Ela explica que não existe um perfil único de pessoa vulnerável ao suicídio, embora alguns grupos estejam mais expostos, como quem tem histórico de transtornos mentais, uso abusivo de substâncias, perdas recentes ou experiências de violência. “O suicídio pode atingir qualquer pessoa, independentemente de idade, gênero ou condição social”, alerta a especialista.
Como identificar os sinais e agir
Segundo a psicóloga, os sinais de alerta podem variar entre diretos e sutis, como:
- Falar sobre morte ou querer desaparecer;
- Isolamento repentino;
- Mudanças bruscas de humor;
- Perda de interesse em atividades antes prazerosas;
- Descuido com a saúde e aparência;
- Frases de desesperança, como “não aguento mais” ou “minha vida não faz sentido”.
Para Lídice, é fundamental que familiares e amigos estejam atentos e saibam como agir diante de um possível caso. “O primeiro passo é ouvir sem julgamento.
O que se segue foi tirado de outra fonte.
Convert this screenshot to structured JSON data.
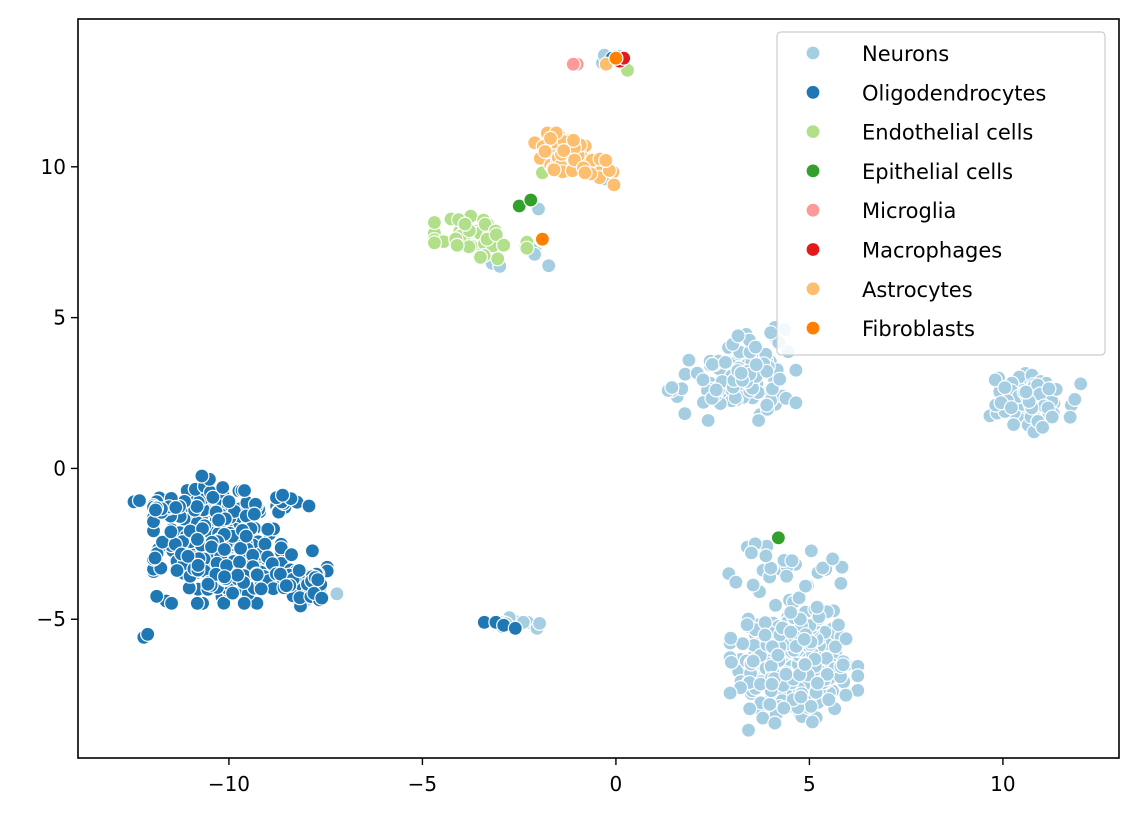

Demonstrar presença, acolhimento e interesse genuíno. Evitar frases como ‘isso é bobagem’. O ideal é encorajar a busca por ajuda profissional, acompanhar nas primeiras consultas, oferecer apoio no dia a dia e, em casos graves, acionar serviços de emergência”, orienta.
Ela reforça a importância de tratar o sofrimento psíquico com a mesma seriedade dada às doenças físicas. “Assim como cuidamos da saúde física com médicos, precisamos cuidar da saúde mental com profissionais capacitados. O acompanhamento psicológico e psiquiátrico reduz o risco, fortalece os vínculos da pessoa com a vida e oferece estratégias para lidar com a dor”, conclui.
Onde buscar ajuda
Em caso de necessidade, o Centro de Valorização da Vida (CVV) realiza apoio emocional gratuito, com atendimento 24 horas pelo número 188 ou pelo site oficial do CVV.
Além disso, a rede pública de saúde do Amazonas oferece atendimento psicológico e psiquiátrico em unidades básicas de saúde e CAPS (Centros de Atenção Psicossocial).